An employee works in a car assembly line at the joint manufacturing facility of Renault Nissan Automotive India in Oragadam, Chennai. Owing to GST rate cuts, the sector reported robust sales (Photo | AFP)
Editorial

India Inc weathers Q1 storm, not fully out of doldrums

The robust earnings outlook in spite of uncertainty over the West Asia war means the economy has fared better than was earlier expected

Express News Service

Corporate India’s first-quarter earnings outlook appears optimistic, notwithstanding the conflict in West Asia. From banking and auto to consumer goods, most sectors are expected to report decent numbers, thanks to domestic demand that held up reasonably well. According to Crisil, India Inc’s overall revenue is projected to grow at a two-year high of up to 11.5 percent during the April-June quarter, a period that faced volatile oil prices, severe supply chain disruptions and higher inflation. The analytics firm also noted that growth may not be uniform across sectors, but broad-based enough to hold up the aggregate.
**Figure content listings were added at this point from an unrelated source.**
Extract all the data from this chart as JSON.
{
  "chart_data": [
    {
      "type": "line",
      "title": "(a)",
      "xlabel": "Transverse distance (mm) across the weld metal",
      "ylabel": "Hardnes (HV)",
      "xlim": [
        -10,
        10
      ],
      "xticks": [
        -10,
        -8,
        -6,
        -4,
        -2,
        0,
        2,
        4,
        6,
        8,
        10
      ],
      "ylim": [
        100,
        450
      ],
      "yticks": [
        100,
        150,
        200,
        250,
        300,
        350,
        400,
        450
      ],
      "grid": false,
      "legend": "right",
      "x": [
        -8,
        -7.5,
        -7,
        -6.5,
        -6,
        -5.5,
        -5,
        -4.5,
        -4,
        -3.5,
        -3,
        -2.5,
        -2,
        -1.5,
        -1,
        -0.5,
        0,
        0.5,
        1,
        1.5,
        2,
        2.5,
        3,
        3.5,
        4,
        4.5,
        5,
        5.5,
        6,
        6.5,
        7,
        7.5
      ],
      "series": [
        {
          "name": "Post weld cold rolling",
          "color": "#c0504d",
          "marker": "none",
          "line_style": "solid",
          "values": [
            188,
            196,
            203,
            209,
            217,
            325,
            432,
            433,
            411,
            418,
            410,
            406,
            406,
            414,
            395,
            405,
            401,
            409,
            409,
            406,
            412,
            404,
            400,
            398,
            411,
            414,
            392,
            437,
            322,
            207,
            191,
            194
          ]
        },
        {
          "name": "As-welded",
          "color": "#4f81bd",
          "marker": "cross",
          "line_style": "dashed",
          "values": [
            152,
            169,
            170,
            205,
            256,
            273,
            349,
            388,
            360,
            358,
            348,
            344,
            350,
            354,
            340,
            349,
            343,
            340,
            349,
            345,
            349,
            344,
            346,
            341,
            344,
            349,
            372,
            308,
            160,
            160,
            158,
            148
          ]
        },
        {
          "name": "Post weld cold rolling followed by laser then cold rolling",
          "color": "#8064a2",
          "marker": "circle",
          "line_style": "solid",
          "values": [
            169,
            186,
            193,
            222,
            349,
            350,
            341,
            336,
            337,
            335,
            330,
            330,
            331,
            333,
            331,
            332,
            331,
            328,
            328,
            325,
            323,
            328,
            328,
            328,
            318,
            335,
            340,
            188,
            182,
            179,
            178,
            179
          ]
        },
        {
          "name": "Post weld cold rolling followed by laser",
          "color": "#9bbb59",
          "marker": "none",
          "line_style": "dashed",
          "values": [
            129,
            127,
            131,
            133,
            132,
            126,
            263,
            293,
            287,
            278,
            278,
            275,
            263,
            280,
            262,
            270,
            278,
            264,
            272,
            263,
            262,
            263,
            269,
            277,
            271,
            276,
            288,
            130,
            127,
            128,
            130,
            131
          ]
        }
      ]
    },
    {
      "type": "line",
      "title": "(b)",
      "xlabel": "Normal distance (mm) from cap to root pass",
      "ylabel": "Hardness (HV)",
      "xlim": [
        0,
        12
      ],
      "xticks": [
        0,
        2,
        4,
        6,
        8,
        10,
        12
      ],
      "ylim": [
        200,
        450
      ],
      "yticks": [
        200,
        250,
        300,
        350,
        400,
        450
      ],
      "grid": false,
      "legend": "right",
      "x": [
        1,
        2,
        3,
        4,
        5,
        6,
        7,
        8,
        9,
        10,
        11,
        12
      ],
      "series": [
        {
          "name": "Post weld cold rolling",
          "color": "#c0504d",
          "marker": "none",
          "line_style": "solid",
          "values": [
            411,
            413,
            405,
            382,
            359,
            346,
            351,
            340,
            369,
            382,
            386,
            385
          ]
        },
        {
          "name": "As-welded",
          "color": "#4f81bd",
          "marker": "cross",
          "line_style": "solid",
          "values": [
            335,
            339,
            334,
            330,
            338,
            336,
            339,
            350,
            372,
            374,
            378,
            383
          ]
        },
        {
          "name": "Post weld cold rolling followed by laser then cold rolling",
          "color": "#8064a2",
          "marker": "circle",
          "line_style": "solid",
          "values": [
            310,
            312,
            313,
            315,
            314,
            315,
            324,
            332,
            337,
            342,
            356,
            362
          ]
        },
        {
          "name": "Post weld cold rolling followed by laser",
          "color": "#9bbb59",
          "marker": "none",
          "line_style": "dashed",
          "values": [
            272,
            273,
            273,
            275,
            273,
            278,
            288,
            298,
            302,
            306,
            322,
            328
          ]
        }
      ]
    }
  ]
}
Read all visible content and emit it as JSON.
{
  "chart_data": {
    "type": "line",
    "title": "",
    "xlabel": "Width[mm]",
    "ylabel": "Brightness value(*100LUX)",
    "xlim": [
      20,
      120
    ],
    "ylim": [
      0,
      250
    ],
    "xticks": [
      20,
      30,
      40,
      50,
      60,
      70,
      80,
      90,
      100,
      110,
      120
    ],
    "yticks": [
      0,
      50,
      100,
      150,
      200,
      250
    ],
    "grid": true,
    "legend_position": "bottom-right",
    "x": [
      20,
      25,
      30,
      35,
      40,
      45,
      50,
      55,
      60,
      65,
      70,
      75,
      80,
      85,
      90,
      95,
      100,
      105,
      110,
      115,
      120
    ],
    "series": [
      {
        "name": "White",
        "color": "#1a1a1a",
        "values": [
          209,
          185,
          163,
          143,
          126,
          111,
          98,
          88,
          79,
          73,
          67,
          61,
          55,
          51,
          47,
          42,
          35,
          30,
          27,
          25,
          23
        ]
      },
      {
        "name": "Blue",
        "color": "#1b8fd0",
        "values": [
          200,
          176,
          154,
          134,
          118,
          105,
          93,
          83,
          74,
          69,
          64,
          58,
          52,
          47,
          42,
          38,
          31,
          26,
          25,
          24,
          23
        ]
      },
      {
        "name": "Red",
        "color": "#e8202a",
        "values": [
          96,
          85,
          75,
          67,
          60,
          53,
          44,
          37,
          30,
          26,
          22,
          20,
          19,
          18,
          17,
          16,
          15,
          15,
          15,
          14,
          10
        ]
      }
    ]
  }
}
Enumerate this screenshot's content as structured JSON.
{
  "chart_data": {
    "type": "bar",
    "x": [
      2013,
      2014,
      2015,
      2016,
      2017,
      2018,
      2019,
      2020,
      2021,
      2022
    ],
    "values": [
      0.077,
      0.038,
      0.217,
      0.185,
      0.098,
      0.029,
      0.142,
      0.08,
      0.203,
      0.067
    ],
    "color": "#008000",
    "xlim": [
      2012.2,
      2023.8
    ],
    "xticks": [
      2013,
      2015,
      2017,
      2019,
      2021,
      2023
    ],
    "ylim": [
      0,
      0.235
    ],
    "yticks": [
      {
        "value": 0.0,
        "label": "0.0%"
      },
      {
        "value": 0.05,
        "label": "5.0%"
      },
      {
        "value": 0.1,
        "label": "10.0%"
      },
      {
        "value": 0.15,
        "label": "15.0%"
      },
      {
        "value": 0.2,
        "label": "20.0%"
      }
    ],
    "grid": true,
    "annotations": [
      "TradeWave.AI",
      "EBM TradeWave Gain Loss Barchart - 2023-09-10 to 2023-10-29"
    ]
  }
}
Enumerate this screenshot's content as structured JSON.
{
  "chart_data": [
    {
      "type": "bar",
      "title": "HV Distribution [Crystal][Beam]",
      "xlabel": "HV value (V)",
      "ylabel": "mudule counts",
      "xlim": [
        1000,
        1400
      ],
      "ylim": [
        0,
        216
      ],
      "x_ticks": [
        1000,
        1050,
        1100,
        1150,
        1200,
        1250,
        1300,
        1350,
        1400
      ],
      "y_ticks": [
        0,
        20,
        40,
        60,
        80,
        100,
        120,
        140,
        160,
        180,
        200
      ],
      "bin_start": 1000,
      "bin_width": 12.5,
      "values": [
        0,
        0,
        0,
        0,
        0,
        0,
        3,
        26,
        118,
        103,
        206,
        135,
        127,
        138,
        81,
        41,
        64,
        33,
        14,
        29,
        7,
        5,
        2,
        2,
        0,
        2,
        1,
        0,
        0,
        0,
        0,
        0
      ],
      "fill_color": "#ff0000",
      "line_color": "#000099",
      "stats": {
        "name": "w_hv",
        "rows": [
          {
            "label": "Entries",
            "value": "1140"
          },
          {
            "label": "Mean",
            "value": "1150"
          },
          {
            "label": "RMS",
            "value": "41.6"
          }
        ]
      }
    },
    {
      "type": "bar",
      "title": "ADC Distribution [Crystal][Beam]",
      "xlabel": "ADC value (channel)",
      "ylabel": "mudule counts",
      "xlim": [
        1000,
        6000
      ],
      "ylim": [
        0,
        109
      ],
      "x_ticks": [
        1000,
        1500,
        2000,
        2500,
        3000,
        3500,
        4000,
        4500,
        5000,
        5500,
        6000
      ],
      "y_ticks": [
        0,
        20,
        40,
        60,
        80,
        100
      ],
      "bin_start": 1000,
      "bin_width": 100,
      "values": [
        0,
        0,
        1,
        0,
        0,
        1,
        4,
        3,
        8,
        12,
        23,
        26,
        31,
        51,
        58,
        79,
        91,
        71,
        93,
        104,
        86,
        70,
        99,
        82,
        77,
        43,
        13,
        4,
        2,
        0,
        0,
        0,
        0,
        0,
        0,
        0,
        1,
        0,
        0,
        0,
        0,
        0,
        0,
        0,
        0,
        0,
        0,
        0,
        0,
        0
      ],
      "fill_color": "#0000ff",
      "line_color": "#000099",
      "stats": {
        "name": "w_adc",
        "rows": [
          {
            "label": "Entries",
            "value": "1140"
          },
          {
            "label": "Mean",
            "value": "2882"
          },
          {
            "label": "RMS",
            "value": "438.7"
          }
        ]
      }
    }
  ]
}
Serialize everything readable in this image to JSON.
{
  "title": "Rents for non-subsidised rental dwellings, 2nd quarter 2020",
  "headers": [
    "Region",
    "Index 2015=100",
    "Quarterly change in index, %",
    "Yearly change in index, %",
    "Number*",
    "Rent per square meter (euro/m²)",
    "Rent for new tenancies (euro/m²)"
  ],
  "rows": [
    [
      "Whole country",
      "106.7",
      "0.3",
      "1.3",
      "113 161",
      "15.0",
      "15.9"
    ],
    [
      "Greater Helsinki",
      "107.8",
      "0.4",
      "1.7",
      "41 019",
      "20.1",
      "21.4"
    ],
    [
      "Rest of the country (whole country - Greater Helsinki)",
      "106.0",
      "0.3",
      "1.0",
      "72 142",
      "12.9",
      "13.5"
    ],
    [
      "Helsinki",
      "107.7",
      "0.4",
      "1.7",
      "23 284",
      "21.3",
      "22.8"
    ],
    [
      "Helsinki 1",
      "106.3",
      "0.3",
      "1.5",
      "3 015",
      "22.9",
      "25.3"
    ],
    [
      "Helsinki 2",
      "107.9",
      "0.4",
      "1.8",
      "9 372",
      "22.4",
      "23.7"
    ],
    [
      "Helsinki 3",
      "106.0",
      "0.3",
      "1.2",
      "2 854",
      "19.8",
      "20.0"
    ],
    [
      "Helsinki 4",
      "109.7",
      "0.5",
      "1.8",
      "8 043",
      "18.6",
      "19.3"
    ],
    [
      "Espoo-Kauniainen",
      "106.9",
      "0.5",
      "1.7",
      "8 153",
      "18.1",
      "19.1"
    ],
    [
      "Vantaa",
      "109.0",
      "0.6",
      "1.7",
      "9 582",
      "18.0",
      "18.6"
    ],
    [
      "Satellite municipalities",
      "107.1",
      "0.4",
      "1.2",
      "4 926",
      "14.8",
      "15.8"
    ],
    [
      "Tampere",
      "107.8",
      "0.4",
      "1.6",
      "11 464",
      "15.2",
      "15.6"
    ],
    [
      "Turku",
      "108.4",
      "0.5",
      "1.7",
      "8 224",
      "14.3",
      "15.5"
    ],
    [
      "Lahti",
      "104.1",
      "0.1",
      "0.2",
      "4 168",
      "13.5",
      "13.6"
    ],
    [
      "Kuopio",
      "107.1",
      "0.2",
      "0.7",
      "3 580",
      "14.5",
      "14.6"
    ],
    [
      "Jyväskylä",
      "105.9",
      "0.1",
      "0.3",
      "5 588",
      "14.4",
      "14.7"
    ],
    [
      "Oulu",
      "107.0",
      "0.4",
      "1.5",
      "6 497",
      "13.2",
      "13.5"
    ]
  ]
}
The auto sector has reasons to be more optimistic than others about the first quarter of 2026-27. Owing to GST rate cuts, the sector reported robust sales of passenger vehicles, commercial fleet and two-wheelers. Likewise, sales of consumer durables and fast-moving goods stayed healthy because of the resilience of private consumption. However, the IT sector, which is facing headwinds due to subdued investments in artificial intelligence, is expected to post single-digit growth, that too partly helped by a weaker currency. For instance, market leader TCS’s constant-currency revenue grew barely 0.4 percent in the first quarter, though it was hopeful of better second half of the year. On the other hand, a credit growth of 17 percent—with acceleration near the end of the quarter—with healthy deposits and advances data augur well for the banking sector, especially for private banks.

The robust earnings outlook in spite of uncertainty over the West Asia war means the economy has fared better than was earlier expected. If the macro headwinds are indeed behind us, as a section of the market expects, with crude oil prices staying closer to the pre-war levels, the earnings momentum and overall growth should pick up from the second quarter. That said, it is important to note that the pass-through of higher prices often comes with a lag. Given that fuel price hikes in India began in May, and have not been rolled back yet despite a significant correction in global crude prices, higher input prices will persist and will be felt sharper in the second quarter. Lastly, oil prices remain volatile with an upside risk and deficient rainfall poses a threat to rural demand and food prices. The sum of it means that India Inc’s second-quarter profitability needs a close calibration.